Yam has also established a so-called “governable” treasury to “further support stability.” It reportedly supports full on-chain governance to enable “decentralized” control and “evolution from Day 1.” It has a “fair” distribution model that aims to reward key community members to “actively take the reins of governance,” the Dapp.com team notes.
The Yam protocol managed to become popular in the emerging DeFi space as the second “purely decentralized” initiative after Yearn Finance. Yam holders were able to “govern” the open-source protocol, by introducing a “decentralized” governance model.
However, Yam co-founder Brock Elmore noted on August 13 that the protocol had a critical bug that crippled Yam’s governance system.
Elmore noted:
“I’m sorry everyone. I’ve failed.
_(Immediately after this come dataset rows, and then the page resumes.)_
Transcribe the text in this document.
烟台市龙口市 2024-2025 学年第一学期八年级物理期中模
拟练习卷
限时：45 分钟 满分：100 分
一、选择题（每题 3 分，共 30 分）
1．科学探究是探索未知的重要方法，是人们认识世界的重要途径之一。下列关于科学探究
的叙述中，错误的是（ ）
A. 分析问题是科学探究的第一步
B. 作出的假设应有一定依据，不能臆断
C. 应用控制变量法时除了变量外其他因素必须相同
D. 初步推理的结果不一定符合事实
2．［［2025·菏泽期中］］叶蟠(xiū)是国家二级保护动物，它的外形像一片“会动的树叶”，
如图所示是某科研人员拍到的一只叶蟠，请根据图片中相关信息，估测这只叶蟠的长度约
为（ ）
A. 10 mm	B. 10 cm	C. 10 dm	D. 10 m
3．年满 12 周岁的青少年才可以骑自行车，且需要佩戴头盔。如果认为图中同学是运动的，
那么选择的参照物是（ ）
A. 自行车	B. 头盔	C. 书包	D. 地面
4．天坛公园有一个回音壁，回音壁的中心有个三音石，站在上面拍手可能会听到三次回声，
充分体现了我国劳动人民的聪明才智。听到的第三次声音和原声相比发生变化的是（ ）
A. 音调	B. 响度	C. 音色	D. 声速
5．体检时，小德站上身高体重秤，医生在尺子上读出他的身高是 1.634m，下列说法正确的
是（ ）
Thank you for the insane support today. I’m sick with grief.”
The Yam development team acknowledged the issue by noting:
“Shortly after 7am UTC on Thurs August 13th, we submitted a governance proposal and cast a vote with what we originally believed were sufficient votes to be able to enact it. Shortly thereafter, with help from security experts, we concluded that the rebaser bug would interact with the governance module and prevent this proposal from succeeding.”
Due to its decentralized nature, when Yam initially launched, it had allowed users to stake various virtual currencies in order to earn Yam tokens. The staking model let the Yam protocol hand out its native tokens in a transparent manner, its developers claim.
The distribution model became so popular that almost $500 million in value had been locked in the Yam protocol within only 24 hours.
Yam first began opening staking pools for Aave’s Lend, Compound (COMP), Chainlink (LINK), Wrapped ETH (WETH), YFI, Synthetix (SNX), Maker (MKR), and Uniswap Version 2.0 LP tokens. However, the majority of the tokens used in Yam staking pools crashed, when the bug appeared.
Most of the DeFi market tokens went through a price correction after the Yam developers acknowledged that the protocol had a bug, which resulted in the DeFi index perpetual swap contract on FTX to fall sharply, leading to a crash of the DeFi market.
Although digital assets staked via Yam were not lost, the value of Yam tokens fell sharply to zero. The majority of Yam tokens being held by users were supplied via staking, however, there were some users who bought them from Uniswap or other non-custodial exchanges.
Despite these issues, Yam Version 2.0 is now being developed. Elmore claims that he will only take part in the project if there’s a fork (upgrade) of the original Yam protocol and also only if it completes a 4-week professional audit.
Yam’s development team has published a migration plan that recommends migrating existing tokens to a properly functioning and upgraded platform.
Last month, a report confirmed that the DeFi sector had experienced explosive growth, after cryptocurrencies crashed on Black Thursday (in March 2020), just like traditional financial markets.
While DeFi seems to be a promising new segment in the larger crypto and blockchain industry, it’s in its early stages of development and many so-called decentralized protocols have experienced numerous hacks or suffered from some sort of security breach or technical issues.